Because there are so many different types of cell network technologies and frequencies used around the world, phone manufacturers have to make many different versions of a phone. These different phone versions are called variants. A popular phone like the Samsung Galaxy S7 has several variants. Usually, variants only differ in which cell frequencies they support, but sometimes they have other small differences, like a different processor. Because different phone variants support different phone frequencies, it is very important to buy the right one, or there’s a good chance you will not get LTE service. Also, because many phone manufacturers don’t sell unlocked phones directly in the United States, their US websites are often poor sources when it comes to getting a complete list of all variants and the frequencies they support. At B&H, we put the variant model of each phone in the product name. So when you’re looking at phone models, be sure to choose the variant that’s right for your network.
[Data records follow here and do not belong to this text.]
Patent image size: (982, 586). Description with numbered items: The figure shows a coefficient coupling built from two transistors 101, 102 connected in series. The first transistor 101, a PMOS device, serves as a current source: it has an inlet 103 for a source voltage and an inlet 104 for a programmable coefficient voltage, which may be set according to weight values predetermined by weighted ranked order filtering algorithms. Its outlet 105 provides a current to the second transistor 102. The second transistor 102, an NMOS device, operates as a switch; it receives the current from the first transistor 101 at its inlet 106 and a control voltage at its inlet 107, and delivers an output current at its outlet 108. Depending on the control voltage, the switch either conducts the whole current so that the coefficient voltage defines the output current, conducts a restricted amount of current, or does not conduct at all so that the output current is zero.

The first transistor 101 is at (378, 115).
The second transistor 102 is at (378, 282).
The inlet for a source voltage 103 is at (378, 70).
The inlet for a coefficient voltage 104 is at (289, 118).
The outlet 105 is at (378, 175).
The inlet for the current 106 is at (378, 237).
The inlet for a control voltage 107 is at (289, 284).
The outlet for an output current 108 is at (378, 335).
A question we are asked frequently here is whether or not our phones are brand new, and why some do not have manufacturer warranties. All of our phones are brand new, unless you are browsing the Used Department section of our website. However, many large phone manufacturers, like Samsung, do not sell a large variety of unlocked phones in the United States. They mostly sell locked phones directly to carriers. So, to get unlocked phones from phone manufacturers that won't sell to us directly, we have to import them from countries where unlocked phones are sold directly. We try and buy them from countries that use the same wireless frequencies as the United States, to ensure the phones work as well here as ones that are sold locked. However, because they are imports, their warranties are only valid in their country of origin, and are not valid in the United States. They are all brand new, manufacturer-unlocked phones. B&H offers its own warranty of one year, so you can still buy with confidence.
Luckily, more and more phone manufacturers are selling unlocked phones directly these days. HTC, LG, Sony, and BLU phones can be confidently assumed to be sold to us directly, and the phones include valid warranties. Other manufacturers, like Samsung, sell a few phones directly, so be sure to check the selling points to see whether the phone is an International or North American Variant, if you are curious.